The other angle that’s scaring me is the absolute low levels of cash market volumes and hence the depth of the market. 96% turnover is being generated in the derivative market with lion’s shares coming out of Index options, which has become a gambler’s den. Even if someone has to sell $10 m of stocks, that would lead to big price damage. Factor this, on Friday, FIIs sold less than $100 m in cash markets, DIIs more than bought that and still the Sensex ended with near 800 point collapse.
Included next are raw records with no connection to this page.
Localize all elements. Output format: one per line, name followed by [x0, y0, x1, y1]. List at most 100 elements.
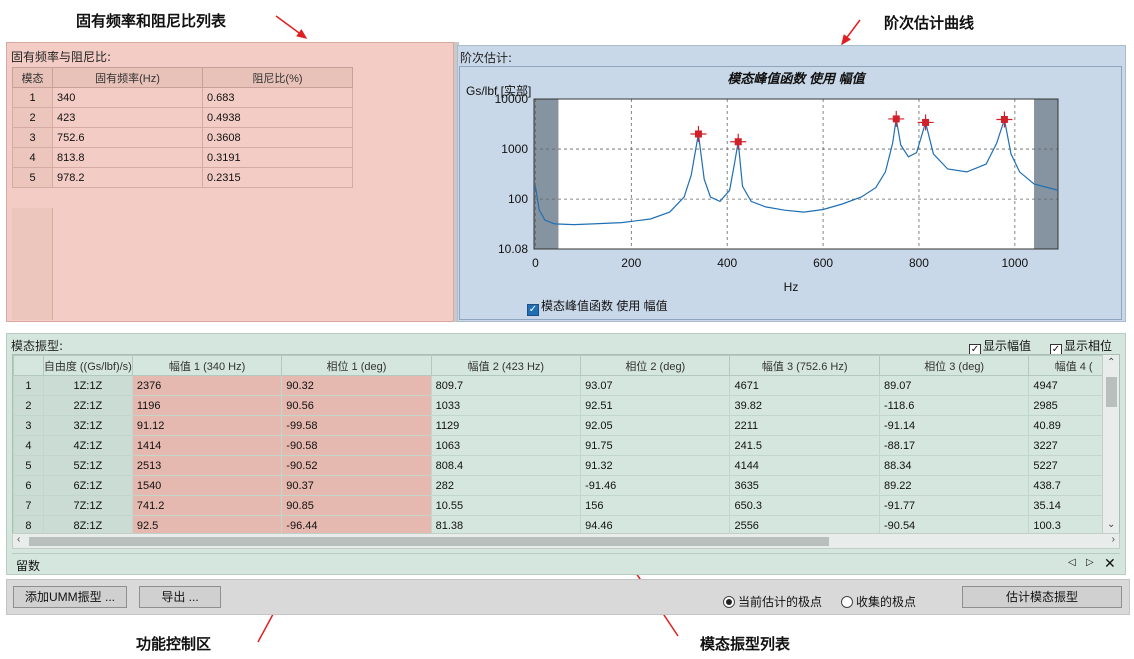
mode-col-header[interactable] — [13, 355, 44, 376]
mode-cell-p3[interactable]: -91.77 — [878, 495, 1030, 516]
col-damping[interactable]: 阻尼比(%) — [202, 67, 353, 88]
scroll-down-icon[interactable]: ⌄ — [1107, 519, 1115, 530]
add-umm-button[interactable]: 添加UMM振型 ... — [13, 586, 127, 608]
mode-cell-a2[interactable]: 10.55 — [430, 495, 582, 516]
mode-cell-idx[interactable]: 1 — [13, 375, 44, 396]
mode-cell-a1[interactable]: 91.12 — [131, 415, 283, 436]
legend[interactable]: ✓ 模态峰值函数 使用 幅值 — [527, 297, 668, 316]
mode-cell-dof[interactable]: 4Z:1Z — [42, 435, 133, 456]
export-button[interactable]: 导出 ... — [139, 586, 221, 608]
freq-cell-idx[interactable]: 1 — [12, 87, 53, 108]
mode-cell-a1[interactable]: 2376 — [131, 375, 283, 396]
freq-cell-damp[interactable]: 0.4938 — [202, 107, 353, 128]
mode-cell-a3[interactable]: 4671 — [729, 375, 880, 396]
scroll-left-icon[interactable]: ‹ — [17, 534, 20, 545]
mode-cell-idx[interactable]: 6 — [13, 475, 44, 496]
scroll-up-icon[interactable]: ⌃ — [1107, 357, 1115, 368]
estimate-mode-shape-button[interactable]: 估计模态振型 — [962, 586, 1122, 608]
mode-cell-a1[interactable]: 1196 — [131, 395, 283, 416]
mode-cell-a1[interactable]: 741.2 — [131, 495, 283, 516]
mode-table-row[interactable]: 5 5Z:1Z 2513 -90.52 808.4 91.32 4144 88.34 5227 — [13, 455, 1119, 476]
mode-cell-p3[interactable]: -91.14 — [878, 415, 1030, 436]
mode-col-header[interactable]: 相位 1 (deg) — [281, 355, 432, 376]
radio-current-poles[interactable]: 当前估计的极点 — [723, 593, 822, 610]
mode-cell-idx[interactable]: 8 — [13, 515, 44, 533]
mode-cell-a2[interactable]: 808.4 — [430, 455, 582, 476]
freq-cell-idx[interactable]: 3 — [12, 127, 53, 148]
vertical-scroll-thumb[interactable] — [1106, 377, 1117, 407]
mode-cell-idx[interactable]: 3 — [13, 415, 44, 436]
freq-table-row[interactable]: 5 978.2 0.2315 — [12, 167, 353, 188]
mode-cell-idx[interactable]: 2 — [13, 395, 44, 416]
mode-cell-idx[interactable]: 7 — [13, 495, 44, 516]
mode-cell-dof[interactable]: 1Z:1Z — [42, 375, 133, 396]
mode-cell-p1[interactable]: -96.44 — [281, 515, 432, 533]
mode-cell-p3[interactable]: 89.22 — [878, 475, 1030, 496]
mode-cell-p2[interactable]: 91.32 — [580, 455, 731, 476]
mode-cell-p3[interactable]: -88.17 — [878, 435, 1030, 456]
mode-cell-a1[interactable]: 1414 — [131, 435, 283, 456]
mode-cell-p2[interactable]: 156 — [580, 495, 731, 516]
legend-checkbox[interactable]: ✓ — [527, 304, 539, 316]
mode-cell-a1[interactable]: 2513 — [131, 455, 283, 476]
radio-collected-dot[interactable] — [841, 596, 853, 608]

And while the consensus is that this market is only headed down, that has been the consensus for some time now. And when a consensus trade is so right, sometimes the bravado of approaching the market with contra views an be painful, unless of course you have deep pockets and a really long term view. Somehow the internals of the market and most importantly the ticker is telling us that there is more to come.

Disclaimer: The author of this article does not invest/trade in stock markets including derivatives. His only exposure to stock markets is via the stock options given to him by his employers as part of his compensation. All views expressed in this blog are my personal views and my channel does not subscribe to the same.


  1. Hi, can you please explain what you explained yesterday regarding not being able to sell stocks without damaging stock price on account of bid and ask difference.

  2. Sorry for replying late. The point is if a stock is trading at suppose 850 and an FII wants to sell 2 lakh shares of that at 850 - there are not enough buyers to take that supply. There would be a bid of say 500 shares at 849.50, another 1000 may be at 849, so on and so forth - if you combine all the best bids, the 2 lakh shares would be sold at average rate of say 835 or so.